STARKE COUNTY—Chief Justice of Indiana Loretta Rush recently issued an order in response to the petition that was filed by Starke Circuit Court Judge Kim Hall.
The order recognizes that the ongoing emergency related to the coronavirus outbreak is is inhibiting judicial officials and litigant’s abilities to comply with statutory deadlines and rules of procedure. As result, emergency relief has been granted.
The order contains the following information and ‘The Court’ refers to the Indiana Supreme Court:
“Being duly advised, the Court grants the petition, declares pursuant to Indiana Administrative Rule 17 that an emergency exists in Starke County, and approves the plan as submitted. The Court further orders as follows to ensure the orderly and fair administration of justice during this emergency, effective March 17, 2020.
- The Court authorizes the tolling, from the effective date of this order through Monday, May 4, of all laws, rules, and procedures setting time limits for speedy trials in criminal and juvenile proceedings, public health, and mental health matters; all judgements, support, and other orders; and in all other civil and criminal matters before the Starke Circuit Court. Further, no interest shall be due or charged during this tolled period.
- This Court authorizes immediate suspension of all criminal and civil jury trials, including those with a “fast and speedy” setting requested, through Monday, May 4. The Starke Circuit Court is directed to review no later than Friday, April 17 whether continued suspension is necessary; and if not, to resume jury trials no later than Monday, May 4, to allow adequate notification of the jury pool. If the Starke Circuit Court believe continued suspension is necessary, it may petition this Court to extend the suspension.
Through Monday, May 4 2020:
- This Court authorizes continuing and or rescheduling non-essential hearings in criminal cases. The Starke Circuit Court will remain open to process emergency issues, protective orders, mental health, and other necessary criminal and juvenile hearings and other emergency matters.
- This Court authorizes immediate suspension of all civil proceedings, except protective order proceedings, emergency CHINS proceedings, and time sensitive CHINS fact-finding hearings, emergency juvenile detention hearings, emergency custody and parenting-time motions, and other emergencies or matters deemed “essential in the courts discretion.
- This Court authorizes the use of telephonic or video technology in lieu-of in-person appearance, unless a litigant’s due process rights would be violated.
- Any attorney wishing to appear remotely for any status conference or non-evidentiary hearing in Starke Circuit Court may do so without further leave of court upon filing a “notice of Remote Appearance” in the court in which the matter will be heard.
- The Starke Circuit Court is authorized, in their discretion and subject to applicable Constitutional limitations, to limit spectators (other than parties to the litigation and their attorneys) in courtrooms to the extent necessary to provide adequate social distancing.
- The Starke Circuit Court may consider (a) the existence of flu or flu-like symptoms in any attorney, self-represented litigant, or witness expected to testify’ or (b) exposure of such individuals to anyone who has or may have COVID-19; to constitute “good cause” to either appear remotely or continue a court setting, to the extent possible without violating statutory or constitutional rights.
- This Court authorizes allowing individuals with legitimate court business to stay home and request a continuance by telephone to the respective court if they are ill, caring for someone who is ill, or in a high-risk category.

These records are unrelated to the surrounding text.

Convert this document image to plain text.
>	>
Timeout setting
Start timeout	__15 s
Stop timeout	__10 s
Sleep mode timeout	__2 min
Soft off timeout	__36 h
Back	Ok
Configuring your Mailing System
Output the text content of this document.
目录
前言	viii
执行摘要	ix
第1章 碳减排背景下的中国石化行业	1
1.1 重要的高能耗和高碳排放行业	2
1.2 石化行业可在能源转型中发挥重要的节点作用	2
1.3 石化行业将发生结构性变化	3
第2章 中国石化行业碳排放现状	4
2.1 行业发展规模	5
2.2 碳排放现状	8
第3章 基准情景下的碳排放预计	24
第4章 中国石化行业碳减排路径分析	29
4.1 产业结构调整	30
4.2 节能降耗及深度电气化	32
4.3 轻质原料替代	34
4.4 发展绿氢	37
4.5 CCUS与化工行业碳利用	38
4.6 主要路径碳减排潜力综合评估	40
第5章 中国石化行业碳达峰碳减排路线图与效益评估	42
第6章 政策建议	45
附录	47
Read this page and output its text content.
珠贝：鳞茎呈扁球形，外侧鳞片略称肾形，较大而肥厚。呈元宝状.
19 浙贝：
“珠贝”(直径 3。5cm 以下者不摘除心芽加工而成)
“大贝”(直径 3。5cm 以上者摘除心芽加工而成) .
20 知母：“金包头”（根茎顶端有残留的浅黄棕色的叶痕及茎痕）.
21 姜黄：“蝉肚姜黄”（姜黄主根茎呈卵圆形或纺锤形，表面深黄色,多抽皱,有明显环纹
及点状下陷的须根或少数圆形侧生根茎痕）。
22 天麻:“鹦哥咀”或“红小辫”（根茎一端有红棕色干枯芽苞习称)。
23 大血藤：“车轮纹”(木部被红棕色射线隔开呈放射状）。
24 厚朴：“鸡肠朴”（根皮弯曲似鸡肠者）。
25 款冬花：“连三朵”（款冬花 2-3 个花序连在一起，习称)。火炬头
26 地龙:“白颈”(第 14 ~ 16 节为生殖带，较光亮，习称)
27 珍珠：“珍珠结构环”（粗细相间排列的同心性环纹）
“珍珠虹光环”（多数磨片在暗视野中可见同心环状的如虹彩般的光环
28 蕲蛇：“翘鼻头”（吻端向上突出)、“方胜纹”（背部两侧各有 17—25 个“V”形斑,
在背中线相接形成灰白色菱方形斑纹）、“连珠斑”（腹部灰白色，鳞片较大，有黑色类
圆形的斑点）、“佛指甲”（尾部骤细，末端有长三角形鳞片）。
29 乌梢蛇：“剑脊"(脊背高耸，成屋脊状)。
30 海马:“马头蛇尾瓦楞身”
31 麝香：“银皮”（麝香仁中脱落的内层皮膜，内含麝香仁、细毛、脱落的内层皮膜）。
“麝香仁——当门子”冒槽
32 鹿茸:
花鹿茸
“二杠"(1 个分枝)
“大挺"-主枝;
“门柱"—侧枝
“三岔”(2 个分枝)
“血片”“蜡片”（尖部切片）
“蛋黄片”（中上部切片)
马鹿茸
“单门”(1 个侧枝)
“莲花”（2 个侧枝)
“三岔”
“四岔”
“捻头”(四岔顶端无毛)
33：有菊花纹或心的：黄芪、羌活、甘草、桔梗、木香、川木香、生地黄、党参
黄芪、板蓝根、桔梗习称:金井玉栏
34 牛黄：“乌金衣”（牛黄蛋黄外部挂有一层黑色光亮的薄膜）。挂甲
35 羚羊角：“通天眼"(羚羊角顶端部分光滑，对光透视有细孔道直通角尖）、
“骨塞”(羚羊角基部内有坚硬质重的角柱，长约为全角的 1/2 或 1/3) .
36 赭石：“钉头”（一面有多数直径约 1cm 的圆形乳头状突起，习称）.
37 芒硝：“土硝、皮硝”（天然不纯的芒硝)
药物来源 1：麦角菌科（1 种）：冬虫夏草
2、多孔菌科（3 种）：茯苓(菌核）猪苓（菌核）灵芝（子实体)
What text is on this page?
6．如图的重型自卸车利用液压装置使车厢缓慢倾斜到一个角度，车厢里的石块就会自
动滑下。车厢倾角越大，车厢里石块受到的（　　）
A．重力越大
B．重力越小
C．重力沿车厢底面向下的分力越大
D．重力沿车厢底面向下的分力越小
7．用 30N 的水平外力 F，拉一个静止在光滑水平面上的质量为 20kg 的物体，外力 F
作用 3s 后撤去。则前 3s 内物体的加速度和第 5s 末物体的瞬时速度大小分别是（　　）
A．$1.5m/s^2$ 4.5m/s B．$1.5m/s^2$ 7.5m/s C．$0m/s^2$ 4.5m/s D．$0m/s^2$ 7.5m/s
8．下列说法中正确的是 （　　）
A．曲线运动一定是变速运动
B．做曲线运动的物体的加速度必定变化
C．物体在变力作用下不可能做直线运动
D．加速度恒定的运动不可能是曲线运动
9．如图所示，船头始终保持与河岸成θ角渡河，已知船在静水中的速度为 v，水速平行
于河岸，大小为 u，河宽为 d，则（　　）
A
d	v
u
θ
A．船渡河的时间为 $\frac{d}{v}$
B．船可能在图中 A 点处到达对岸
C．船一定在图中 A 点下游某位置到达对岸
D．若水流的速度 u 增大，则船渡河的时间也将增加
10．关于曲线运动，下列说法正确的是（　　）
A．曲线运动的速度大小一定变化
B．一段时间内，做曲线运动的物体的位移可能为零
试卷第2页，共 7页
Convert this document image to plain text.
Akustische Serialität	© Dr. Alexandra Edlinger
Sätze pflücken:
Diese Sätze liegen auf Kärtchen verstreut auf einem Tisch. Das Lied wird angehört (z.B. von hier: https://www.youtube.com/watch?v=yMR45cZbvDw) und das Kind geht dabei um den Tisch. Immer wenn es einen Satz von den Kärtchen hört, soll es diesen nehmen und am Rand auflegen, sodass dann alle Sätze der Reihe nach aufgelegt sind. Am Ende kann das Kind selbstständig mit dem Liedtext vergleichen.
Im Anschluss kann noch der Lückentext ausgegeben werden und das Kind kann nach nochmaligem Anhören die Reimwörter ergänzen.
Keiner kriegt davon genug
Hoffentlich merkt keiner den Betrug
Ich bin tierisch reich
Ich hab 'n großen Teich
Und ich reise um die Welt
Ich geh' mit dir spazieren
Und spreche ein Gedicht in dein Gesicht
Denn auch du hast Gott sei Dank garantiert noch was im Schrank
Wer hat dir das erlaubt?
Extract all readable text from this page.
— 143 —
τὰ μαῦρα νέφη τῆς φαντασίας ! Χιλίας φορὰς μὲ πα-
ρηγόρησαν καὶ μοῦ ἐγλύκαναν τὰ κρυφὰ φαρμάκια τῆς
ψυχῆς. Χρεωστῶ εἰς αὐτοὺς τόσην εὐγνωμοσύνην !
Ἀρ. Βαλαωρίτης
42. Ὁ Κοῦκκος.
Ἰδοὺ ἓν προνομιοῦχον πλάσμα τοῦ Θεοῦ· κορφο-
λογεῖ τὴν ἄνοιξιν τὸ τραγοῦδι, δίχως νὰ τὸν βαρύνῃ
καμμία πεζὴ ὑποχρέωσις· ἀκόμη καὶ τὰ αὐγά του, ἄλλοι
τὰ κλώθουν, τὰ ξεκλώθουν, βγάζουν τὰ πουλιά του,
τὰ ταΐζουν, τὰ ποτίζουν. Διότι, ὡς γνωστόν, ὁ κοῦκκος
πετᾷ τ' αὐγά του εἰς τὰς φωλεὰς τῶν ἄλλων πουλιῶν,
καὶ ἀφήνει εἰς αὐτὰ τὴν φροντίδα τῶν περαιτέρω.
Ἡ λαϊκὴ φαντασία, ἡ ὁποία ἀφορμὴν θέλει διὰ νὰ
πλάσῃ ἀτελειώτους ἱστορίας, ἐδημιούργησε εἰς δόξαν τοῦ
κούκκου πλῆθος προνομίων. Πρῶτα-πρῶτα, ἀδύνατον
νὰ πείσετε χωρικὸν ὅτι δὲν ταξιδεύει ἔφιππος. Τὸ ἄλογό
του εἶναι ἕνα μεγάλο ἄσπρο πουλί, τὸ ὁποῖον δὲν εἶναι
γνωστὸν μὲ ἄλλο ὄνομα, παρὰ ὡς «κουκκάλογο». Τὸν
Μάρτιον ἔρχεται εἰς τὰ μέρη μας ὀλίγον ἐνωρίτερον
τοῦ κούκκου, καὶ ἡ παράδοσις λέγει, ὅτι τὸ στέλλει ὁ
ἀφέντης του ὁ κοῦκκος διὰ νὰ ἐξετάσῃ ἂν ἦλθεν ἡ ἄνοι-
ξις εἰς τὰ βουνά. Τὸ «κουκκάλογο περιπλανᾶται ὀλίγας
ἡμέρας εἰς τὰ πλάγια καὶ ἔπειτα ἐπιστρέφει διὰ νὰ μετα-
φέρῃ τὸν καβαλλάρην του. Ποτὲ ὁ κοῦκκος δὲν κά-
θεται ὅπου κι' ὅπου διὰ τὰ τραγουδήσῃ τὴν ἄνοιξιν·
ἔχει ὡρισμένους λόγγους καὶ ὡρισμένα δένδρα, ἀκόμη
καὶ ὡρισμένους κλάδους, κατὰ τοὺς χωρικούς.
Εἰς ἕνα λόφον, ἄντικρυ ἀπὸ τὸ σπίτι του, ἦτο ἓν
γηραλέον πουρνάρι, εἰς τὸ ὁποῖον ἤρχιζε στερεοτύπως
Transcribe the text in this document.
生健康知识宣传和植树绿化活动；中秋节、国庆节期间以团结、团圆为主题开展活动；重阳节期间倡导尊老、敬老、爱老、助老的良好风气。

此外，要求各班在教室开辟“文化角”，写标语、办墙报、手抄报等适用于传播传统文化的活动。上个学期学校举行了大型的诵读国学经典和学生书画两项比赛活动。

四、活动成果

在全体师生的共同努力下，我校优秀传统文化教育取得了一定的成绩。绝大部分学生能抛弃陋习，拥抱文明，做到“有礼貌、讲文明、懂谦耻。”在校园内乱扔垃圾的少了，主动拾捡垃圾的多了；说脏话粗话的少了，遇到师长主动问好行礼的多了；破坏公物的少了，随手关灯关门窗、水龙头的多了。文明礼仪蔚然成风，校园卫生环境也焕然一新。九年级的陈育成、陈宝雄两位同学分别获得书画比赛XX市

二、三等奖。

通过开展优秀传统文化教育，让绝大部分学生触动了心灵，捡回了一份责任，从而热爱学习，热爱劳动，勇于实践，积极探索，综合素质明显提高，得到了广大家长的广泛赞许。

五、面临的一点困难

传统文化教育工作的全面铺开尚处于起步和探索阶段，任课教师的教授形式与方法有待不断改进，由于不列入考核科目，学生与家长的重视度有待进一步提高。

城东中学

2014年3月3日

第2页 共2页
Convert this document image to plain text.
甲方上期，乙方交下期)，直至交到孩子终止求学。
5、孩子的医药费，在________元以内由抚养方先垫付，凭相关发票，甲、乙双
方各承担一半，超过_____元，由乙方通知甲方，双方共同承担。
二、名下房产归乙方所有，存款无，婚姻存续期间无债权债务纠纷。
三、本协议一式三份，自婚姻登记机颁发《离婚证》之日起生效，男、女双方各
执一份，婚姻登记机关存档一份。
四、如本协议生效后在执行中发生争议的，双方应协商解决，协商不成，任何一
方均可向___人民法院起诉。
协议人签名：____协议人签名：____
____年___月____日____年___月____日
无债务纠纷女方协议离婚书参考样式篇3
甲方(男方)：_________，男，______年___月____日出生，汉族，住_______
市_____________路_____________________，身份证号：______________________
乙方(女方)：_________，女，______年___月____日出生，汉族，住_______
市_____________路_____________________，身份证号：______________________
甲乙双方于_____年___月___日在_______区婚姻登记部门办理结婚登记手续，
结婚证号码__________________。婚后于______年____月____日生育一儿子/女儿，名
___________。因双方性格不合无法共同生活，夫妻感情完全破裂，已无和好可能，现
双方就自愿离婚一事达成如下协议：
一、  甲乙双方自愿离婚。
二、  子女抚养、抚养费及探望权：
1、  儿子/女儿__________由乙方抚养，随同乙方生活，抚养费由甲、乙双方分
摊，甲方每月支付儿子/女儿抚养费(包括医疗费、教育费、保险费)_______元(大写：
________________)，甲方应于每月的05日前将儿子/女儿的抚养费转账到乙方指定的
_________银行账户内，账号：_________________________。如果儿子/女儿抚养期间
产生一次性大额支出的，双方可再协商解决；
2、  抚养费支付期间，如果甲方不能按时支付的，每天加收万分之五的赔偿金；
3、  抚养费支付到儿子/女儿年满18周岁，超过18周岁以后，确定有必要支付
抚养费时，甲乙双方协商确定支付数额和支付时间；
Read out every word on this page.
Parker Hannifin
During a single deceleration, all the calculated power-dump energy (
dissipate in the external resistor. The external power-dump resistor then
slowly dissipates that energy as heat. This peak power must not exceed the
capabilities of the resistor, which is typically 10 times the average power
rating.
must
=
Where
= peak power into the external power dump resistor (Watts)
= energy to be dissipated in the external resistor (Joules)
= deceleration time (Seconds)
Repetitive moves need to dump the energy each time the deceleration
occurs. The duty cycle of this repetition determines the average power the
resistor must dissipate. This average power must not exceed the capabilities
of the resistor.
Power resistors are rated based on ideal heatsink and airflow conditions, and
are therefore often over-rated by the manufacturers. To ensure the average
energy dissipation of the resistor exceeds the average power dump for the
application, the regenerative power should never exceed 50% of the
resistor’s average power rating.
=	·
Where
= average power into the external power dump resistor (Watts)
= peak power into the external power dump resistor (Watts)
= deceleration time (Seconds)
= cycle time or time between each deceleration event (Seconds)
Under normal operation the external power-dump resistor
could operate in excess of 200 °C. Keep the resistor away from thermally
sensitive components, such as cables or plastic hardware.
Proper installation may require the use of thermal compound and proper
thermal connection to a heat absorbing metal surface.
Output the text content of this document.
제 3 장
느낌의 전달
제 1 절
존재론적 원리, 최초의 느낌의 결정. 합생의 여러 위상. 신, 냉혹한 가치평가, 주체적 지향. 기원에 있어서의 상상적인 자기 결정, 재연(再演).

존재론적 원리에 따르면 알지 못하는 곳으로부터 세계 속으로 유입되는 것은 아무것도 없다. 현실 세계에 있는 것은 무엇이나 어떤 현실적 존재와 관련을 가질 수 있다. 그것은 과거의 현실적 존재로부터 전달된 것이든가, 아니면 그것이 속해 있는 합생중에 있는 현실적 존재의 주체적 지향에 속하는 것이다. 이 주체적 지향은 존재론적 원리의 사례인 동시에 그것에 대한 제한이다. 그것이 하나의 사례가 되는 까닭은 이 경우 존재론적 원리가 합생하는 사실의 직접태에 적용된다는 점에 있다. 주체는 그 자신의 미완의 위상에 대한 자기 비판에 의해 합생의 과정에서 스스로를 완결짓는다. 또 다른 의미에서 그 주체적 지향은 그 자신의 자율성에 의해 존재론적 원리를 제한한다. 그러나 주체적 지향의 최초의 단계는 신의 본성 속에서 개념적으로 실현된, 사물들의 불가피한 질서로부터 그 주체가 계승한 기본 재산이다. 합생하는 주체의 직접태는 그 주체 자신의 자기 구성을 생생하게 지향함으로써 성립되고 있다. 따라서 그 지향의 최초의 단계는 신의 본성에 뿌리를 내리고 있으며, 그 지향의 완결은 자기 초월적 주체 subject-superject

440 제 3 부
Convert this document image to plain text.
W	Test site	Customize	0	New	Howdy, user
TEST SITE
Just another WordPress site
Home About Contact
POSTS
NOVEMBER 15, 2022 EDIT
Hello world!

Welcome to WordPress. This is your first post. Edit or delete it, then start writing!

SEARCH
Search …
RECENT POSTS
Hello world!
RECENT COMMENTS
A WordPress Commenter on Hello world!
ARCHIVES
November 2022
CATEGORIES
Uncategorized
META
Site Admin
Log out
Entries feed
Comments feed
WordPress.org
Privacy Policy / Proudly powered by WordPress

- This Court authorizes signage to be posted at all public entry points to judicial facilities advising individuals not to enter the building if they have:
- Visited China, Iran, South Korea, any European countries, or any other high-risk countries identified by the Centers for Disease Control and Prevention (“CDC”) in the previous 14 days;
- Resided with or been in close contact with someone who has been in any of those countries within the previous 14 days;
- Traveled domestically within the United States where the virus has sustained widespread community transmissions;
- Been asked self-quarantine by any doctor, hospital, or health agency;
- Been diagnosed with or had contact with anyone who has been diagnosed with the virus, or
- Has a fever, cough, or shortness of breath;
- And to direct bailiffs or court security officers to deny entrance to individuals attempting to enter in violation of these protocols
The Starke Circuit Court shall file a status update no later than Friday, April 24 to inform the Court of whether there is an ongoing need for emergency relief.
The document was approved Thursday, March 19 but made retroactive to Tuesday, March 17.